Worse still, many of the minor manufacturers go out of business, leaving the patient in a compromised state with an implant that cannot be restored or treated as required. Such implants ultimately end up having to be removed, which is a very traumatic and destructive process and not what patients should be exposed to.

Of course, one easy solution to part of this problem would be a dental implant registry. I recall in the early years as President of the Association of Dental Implantology, and more recently in my role as President of the Academy of Osseointegration, that debates were held about whether it was possible to instigate such a registry. Here in the UK for a time we established the Association of Dental Implant Auxiliaries (ADIA), an online registry run by the ADI. This still exists in the form of a personal logbook, but it is far from a central registry for all dental implants placed in the UK. By contrast, in the orthopaedic world, we have the National Joint Registry (NJR), set up by the Department of Health and Welsh Government in 2002 to collect information on all hip, knee, ankle, elbow and shoulder replacement operations. This was set up to monitor the performance of joint replacement implants and the effectiveness of different types of surgery, improving clinical standards and benefiting patients, clinicians and the orthopaedic sector as a whole. Furthermore, in 2016 in response to the PIP breast implant scandal and the increasingly uncontrolled provision of cosmetic procedures such as Botox injections, the Breast and Cosmetic Implant Registry was also set up in England and Scotland by both the NHS and private providers. I believe it is now time for the government to do the same for dental implants, which are rapidly becoming one of the leading causes of dento-legal litigation in the UK due to the patient costs incurred with out-of-pocket funding, often requiring patients to take loans or even re-mortgage their homes. The profession undoubtedly has a big responsibility to these patients to ideally ensure that things don't go wrong at the front end, but also to ensure that when things do go wrong, as they will on occasion, as much information is available as possible to all parties concerned.

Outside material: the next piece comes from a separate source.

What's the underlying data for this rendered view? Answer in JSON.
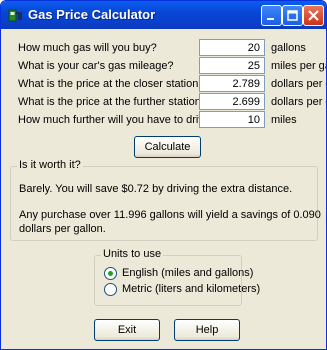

Thus, to all those who have an established interest in placing implants or for those just embarking on this area of dentistry, I say choose your implant wisely. Seek evidence of documentation for your implant in one of the mainstream peer-review dental implant journals and make sure you keep contemporaneous records of the implants used. All companies provide stickers; use them in your clinical records and give one to the patient too, so that they have a record of the manufacturer, brand, dimensions and lot number. Little things like this can make a big difference!